Если я находила какую-нибудь интересную вещь Эмили или мне казалось, что вещь может дать мне какую-то информацию, я изучала ее, чтобы понять, кем действительно была Эмили и почему она сделала то, что сделала.
Примерно в это же время я прекратила писать в блог. Сделала сообщение, что уезжаю и скоро вернусь.

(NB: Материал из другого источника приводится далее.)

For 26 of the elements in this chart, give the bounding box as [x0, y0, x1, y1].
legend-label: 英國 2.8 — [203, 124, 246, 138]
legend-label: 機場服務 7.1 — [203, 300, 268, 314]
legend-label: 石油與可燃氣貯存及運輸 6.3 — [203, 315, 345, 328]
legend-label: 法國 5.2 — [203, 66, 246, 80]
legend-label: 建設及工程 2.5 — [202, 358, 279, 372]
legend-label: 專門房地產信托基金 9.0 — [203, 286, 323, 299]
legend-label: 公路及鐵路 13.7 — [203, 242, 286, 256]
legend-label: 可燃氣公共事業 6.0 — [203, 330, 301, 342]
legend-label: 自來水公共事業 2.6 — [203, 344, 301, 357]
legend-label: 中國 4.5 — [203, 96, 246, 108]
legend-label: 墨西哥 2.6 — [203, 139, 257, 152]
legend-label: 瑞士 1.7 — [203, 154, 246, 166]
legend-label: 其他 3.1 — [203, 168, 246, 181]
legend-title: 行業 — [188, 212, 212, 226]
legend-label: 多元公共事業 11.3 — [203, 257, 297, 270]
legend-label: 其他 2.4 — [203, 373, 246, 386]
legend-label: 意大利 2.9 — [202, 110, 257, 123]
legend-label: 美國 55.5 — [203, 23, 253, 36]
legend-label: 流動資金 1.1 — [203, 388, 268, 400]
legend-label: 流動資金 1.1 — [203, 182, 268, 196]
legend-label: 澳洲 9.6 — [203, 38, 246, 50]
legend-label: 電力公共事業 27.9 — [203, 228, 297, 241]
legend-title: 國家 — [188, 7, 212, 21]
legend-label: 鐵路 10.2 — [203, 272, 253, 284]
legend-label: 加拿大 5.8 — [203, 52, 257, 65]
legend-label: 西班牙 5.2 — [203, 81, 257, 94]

Слишком тяжело было писать о моей жизни с хоть каким-то подобием честности. Я могла бы писать о том, что ест Майлз, и о том, как я помогаю ему вырасти хорошим человеком. Могла бы писать о том, как формируется смешанная семья, и о том, как мы лавируем вокруг огромной дыры в наших жизнях.
Мамы не дуры. Они услышат пустоту, они вычислят, что мои интересы теперь лежат где-то еще. Может быть, у них возникнет чувство, что я попала в мрачноватое место, откуда вот-вот захочу выбраться.
Я помешалась на желании выяснить об Эмили как можно больше.
Что, если Майлз и Ники говорили правду? Что, если она была там? Живая? Что, если они с Шоном составили заговор против меня? Было ли дело в деньгах за страховку? Мне начало казаться, что с помощью ушлых юристов из его фирмы Шону удастся представить смерть Эмили как несчастный случай, так что два миллиона будут его – минус гонорар юристов.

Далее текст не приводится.